If we get 10,000 new ringers into the Blue Zone, particularly if they don't learn at university or younger, the reality is that they will not enter the Red Zone - they won't get over that hurdle of ringing methods that aren't Plain Bob and Grandsire
If all they get taught is PB & GS then it's not exactly surprising if that's all they achieve. I ring at one small and mostly unknown guild's very well attended monthly 6-bell practice and although there is some PB & GS, the majority is TB & Surprise, and there's a "Method of the month". It's all ringers "of a certain age", all keen to progress who are being supported in doing so. Are they ever going to get to the heady heights of BMax? Unlikely, but that shouldn't mean they are sidelined - these people are the seed bed for the upper reaches.
We acknowledge that we can create competent Bob Minor ringers, but continuing a training programme beyond that is hard.
Yes, it is but I don't think that justifies not trying. My historically-call-changes-only home tower is unlikely to churn out PB ringers, mostly because that's not what we are asking people to learn. They are more likely to ring something like Double Oxford first. None of them can do so yet, but they all successfully rang the frontwork within 10 mins of first trying, and without looking at the blue line. That was a deliberate decision - the point of it was to show them that DblOx was a realistic thing to aim for, and we are now working on the other skills they need, for example simulator sessions to sharpen up bell control and ringing by place, which they are tackling with enthusiasm. Will that be successful? I don't know, but I think a new approach is badly needed, even if it isn't ours.
Endless clanking away at PB is an exercise in demotivation, like much of ringing teaching it's no longer not for purpose. I'd love to see is a thought-through and detailed pathway from PH to Surprise, having been through the ART process myself, it's "Now go learn methods" at L4/5 just doesn't cut it. The 95% drop-off rate between L1 & 5 is no surprise to me, I gave up on ART after L4. Getting people to L3/4 is a big investment, not fully capitalising on it is a waste of resources that I don’t think ringing can afford.
There will be a fast track through for people who learn young, and a small number of cities plus the SRCY and ASCY will support them.
I understand why something like ARA is attractive for people who have been grinding away at the problem for years with little support let alone thanks and I don't disagree with fast tracking talent, but I don't know of any similar activity to ringing that's survived by concentrating only on the elite. My conviction is that a plan that's based purely on elite ringing is doomed to fail.

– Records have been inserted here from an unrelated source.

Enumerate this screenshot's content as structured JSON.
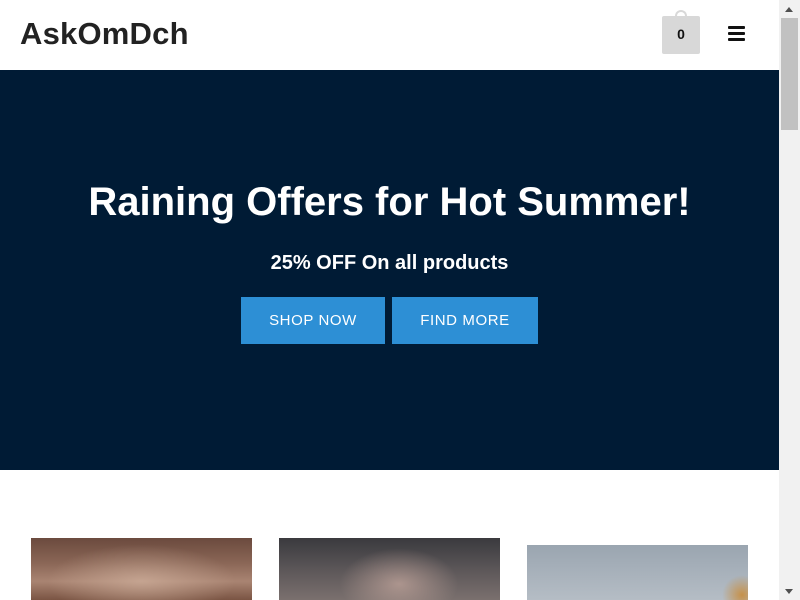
{
  "header": {
    "logo": "AskOmDch",
    "cart_count": "0",
    "icons": {
      "cart": "shopping-bag-icon",
      "menu": "hamburger-menu-icon"
    }
  },
  "hero": {
    "title": "Raining Offers for Hot Summer!",
    "subtitle": "25% OFF On all products",
    "shop_button": "SHOP NOW",
    "find_button": "FIND MORE",
    "colors": {
      "background": "#001b35",
      "button": "#2d8fd5"
    }
  },
  "products": [
    {
      "image": "product-image-woman"
    },
    {
      "image": "product-image-man"
    },
    {
      "image": "product-image-model"
    }
  ]
}
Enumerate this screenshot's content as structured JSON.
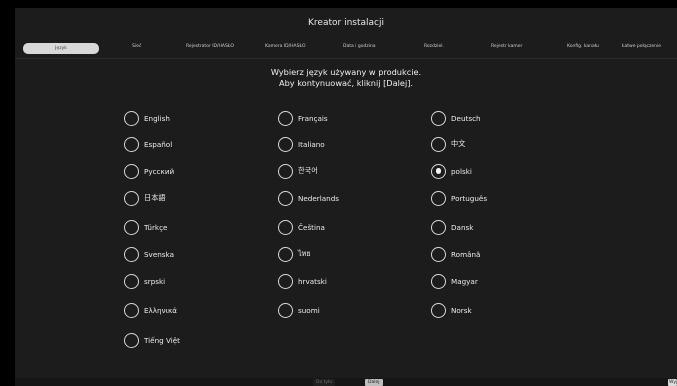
{
  "window": {
    "title": "Kreator instalacji"
  },
  "steps": [
    {
      "label": "Język",
      "active": true
    },
    {
      "label": "Sieć",
      "active": false
    },
    {
      "label": "Rejestrator ID/HASŁO",
      "active": false
    },
    {
      "label": "Kamera ID/HASŁO",
      "active": false
    },
    {
      "label": "Data i godzina",
      "active": false
    },
    {
      "label": "Rozdziel.",
      "active": false
    },
    {
      "label": "Rejestr kamer",
      "active": false
    },
    {
      "label": "Konfig. kanału",
      "active": false
    },
    {
      "label": "Łatwe połączenie",
      "active": false
    }
  ],
  "instruction": {
    "line1": "Wybierz język używany w produkcie.",
    "line2": "Aby kontynuować, kliknij [Dalej]."
  },
  "languages": [
    {
      "label": "English",
      "selected": false
    },
    {
      "label": "Français",
      "selected": false
    },
    {
      "label": "Deutsch",
      "selected": false
    },
    {
      "label": "Español",
      "selected": false
    },
    {
      "label": "Italiano",
      "selected": false
    },
    {
      "label": "中文",
      "selected": false
    },
    {
      "label": "Русский",
      "selected": false
    },
    {
      "label": "한국어",
      "selected": false
    },
    {
      "label": "polski",
      "selected": true
    },
    {
      "label": "日本語",
      "selected": false
    },
    {
      "label": "Nederlands",
      "selected": false
    },
    {
      "label": "Português",
      "selected": false
    },
    {
      "label": "Türkçe",
      "selected": false
    },
    {
      "label": "Čeština",
      "selected": false
    },
    {
      "label": "Dansk",
      "selected": false
    },
    {
      "label": "Svenska",
      "selected": false
    },
    {
      "label": "ไทย",
      "selected": false
    },
    {
      "label": "Română",
      "selected": false
    },
    {
      "label": "srpski",
      "selected": false
    },
    {
      "label": "hrvatski",
      "selected": false
    },
    {
      "label": "Magyar",
      "selected": false
    },
    {
      "label": "Ελληνικά",
      "selected": false
    },
    {
      "label": "suomi",
      "selected": false
    },
    {
      "label": "Norsk",
      "selected": false
    },
    {
      "label": "Tiếng Việt",
      "selected": false
    }
  ],
  "footer": {
    "back_label": "Do tyłu",
    "next_label": "Dalej",
    "corner_label": "Wyjdź"
  },
  "colors": {
    "background": "#000000",
    "panel": "#1c1c1c",
    "active_step": "#d9d9d9",
    "radio_border": "#d8d8d8"
  }
}
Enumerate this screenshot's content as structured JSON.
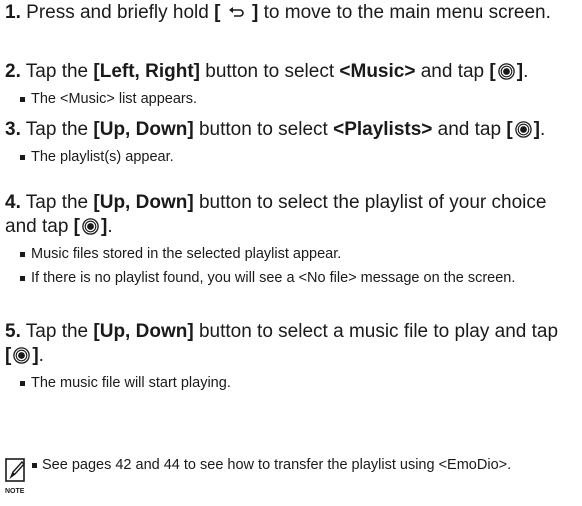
{
  "steps": [
    {
      "num": "1.",
      "parts": [
        {
          "t": "Press and briefly hold "
        },
        {
          "t": "[ ",
          "b": true
        },
        {
          "icon": "back-icon"
        },
        {
          "t": " ]",
          "b": true
        },
        {
          "t": " to move to the main menu screen."
        }
      ],
      "bullets": []
    },
    {
      "num": "2.",
      "parts": [
        {
          "t": "Tap the "
        },
        {
          "t": "[Left, Right]",
          "b": true
        },
        {
          "t": " button to select "
        },
        {
          "t": "<Music>",
          "b": true
        },
        {
          "t": " and tap "
        },
        {
          "t": "[",
          "b": true
        },
        {
          "icon": "select-button-icon"
        },
        {
          "t": "]",
          "b": true
        },
        {
          "t": "."
        }
      ],
      "bullets": [
        "The <Music> list appears."
      ]
    },
    {
      "num": "3.",
      "parts": [
        {
          "t": "Tap the "
        },
        {
          "t": "[Up, Down]",
          "b": true
        },
        {
          "t": " button to select "
        },
        {
          "t": "<Playlists>",
          "b": true
        },
        {
          "t": " and tap "
        },
        {
          "t": "[",
          "b": true
        },
        {
          "icon": "select-button-icon"
        },
        {
          "t": "]",
          "b": true
        },
        {
          "t": "."
        }
      ],
      "bullets": [
        "The playlist(s) appear."
      ]
    },
    {
      "num": "4.",
      "parts": [
        {
          "t": "Tap the "
        },
        {
          "t": "[Up, Down]",
          "b": true
        },
        {
          "t": " button to select the playlist of your choice and tap "
        },
        {
          "t": "[",
          "b": true
        },
        {
          "icon": "select-button-icon"
        },
        {
          "t": "]",
          "b": true
        },
        {
          "t": "."
        }
      ],
      "bullets": [
        "Music files stored in the selected playlist appear.",
        "If there is no playlist found, you will see a <No file> message on the screen."
      ]
    },
    {
      "num": "5.",
      "parts": [
        {
          "t": "Tap the "
        },
        {
          "t": "[Up, Down]",
          "b": true
        },
        {
          "t": " button to select a music file to play and tap "
        },
        {
          "t": "[",
          "b": true
        },
        {
          "icon": "select-button-icon"
        },
        {
          "t": "]",
          "b": true
        },
        {
          "t": "."
        }
      ],
      "bullets": [
        "The music file will start playing."
      ]
    }
  ],
  "note": {
    "icon": "note-pencil-icon",
    "label": "NOTE",
    "text": "See pages 42 and 44 to see how to transfer the playlist using <EmoDio>."
  }
}
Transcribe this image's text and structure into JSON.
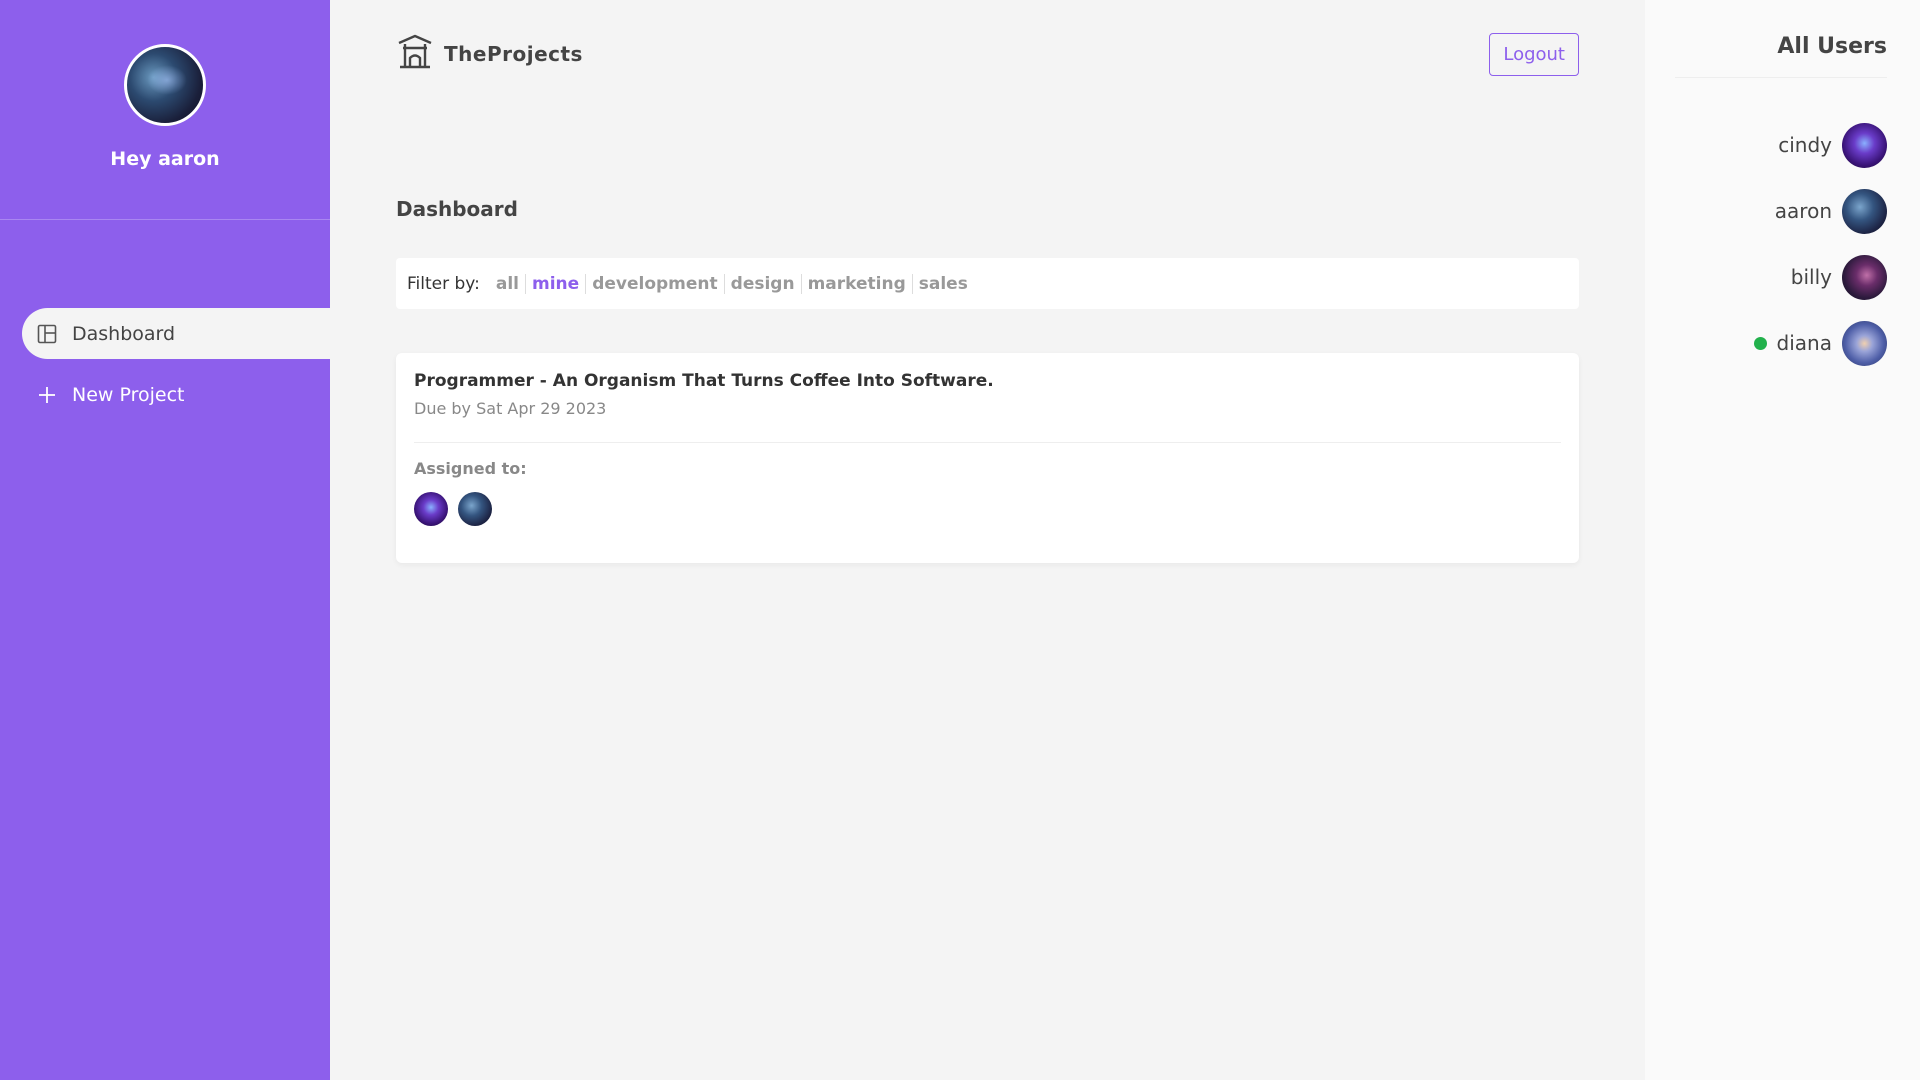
{
  "sidebar": {
    "greeting": "Hey aaron",
    "nav": [
      {
        "label": "Dashboard",
        "icon": "dashboard-icon",
        "active": true
      },
      {
        "label": "New Project",
        "icon": "plus-icon",
        "active": false
      }
    ]
  },
  "header": {
    "brand": "TheProjects",
    "logout_label": "Logout"
  },
  "main": {
    "title": "Dashboard",
    "filter": {
      "label": "Filter by:",
      "options": [
        "all",
        "mine",
        "development",
        "design",
        "marketing",
        "sales"
      ],
      "selected": "mine"
    },
    "projects": [
      {
        "title": "Programmer - An Organism That Turns Coffee Into Software.",
        "due": "Due by Sat Apr 29 2023",
        "assigned_label": "Assigned to:"
      }
    ]
  },
  "users_panel": {
    "title": "All Users",
    "users": [
      {
        "name": "cindy",
        "online": false
      },
      {
        "name": "aaron",
        "online": false
      },
      {
        "name": "billy",
        "online": false
      },
      {
        "name": "diana",
        "online": true
      }
    ]
  },
  "colors": {
    "accent": "#8d5fec",
    "online": "#22b14c"
  }
}
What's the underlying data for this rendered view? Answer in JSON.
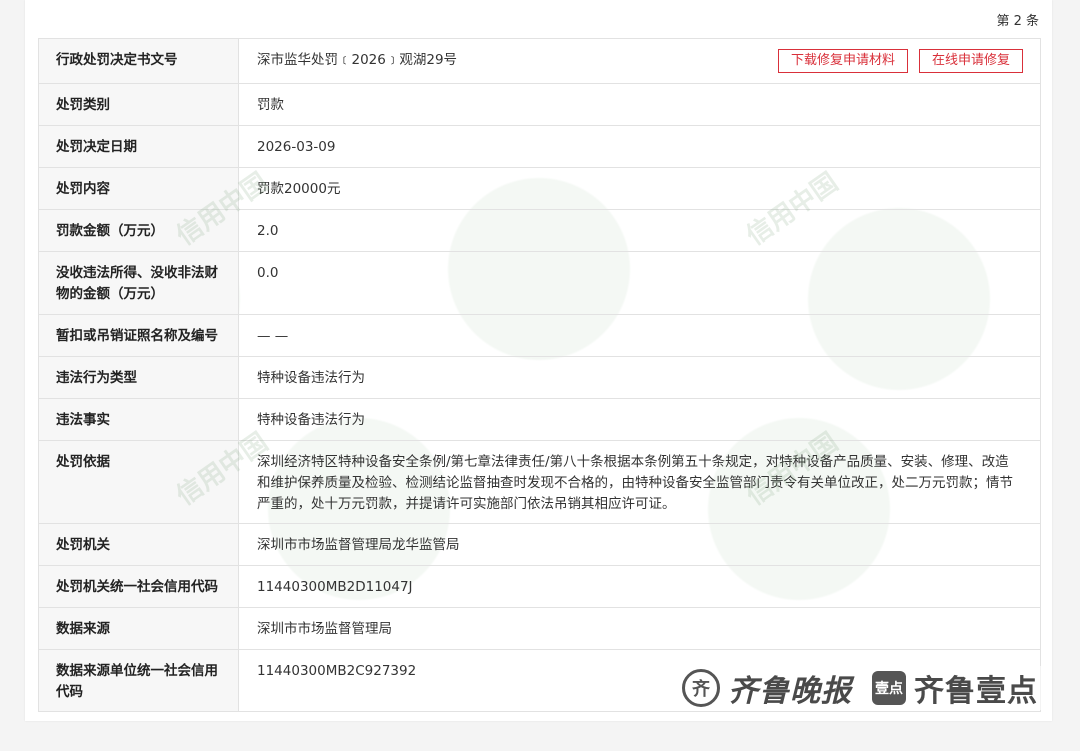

There's also tremendous selection bias going on here - the ringers who are picked up by programmes such as ARA have already been subject to a heavy pruning process. ARA isn't dealing with all the youngsters who turn up and don't make it that far, and they
are the majority. And without a viable community at the lower levels, who is going to give the young talent the basic training and a regular band to ring with that they need? If there's no pipeline, there's going to be no pool for ARA to draw from.
Is there anything we can do about that?
Yes, lots that can be done. But that's going to need people at the top engaging and listening to people at the bottom, and I'm afraid that's not one of the ringing community's strengths. To be direct, there's far too much "We didn't learn that way" and "We know best". Well, clearly not, because if that
was the case, ringing wouldn't be in crisis. Personally I have little appetite left for engagement, other that grumping on this rather moribund forum, I've been "put in my place" far too often to want to bother any more. I'll continue to work on my own ringing and helping my own band because I think I can make a difference there. But ringing in general? Hah!
Does it matter if there isn't?
Yes, immensely. Because without it, ringing is dead.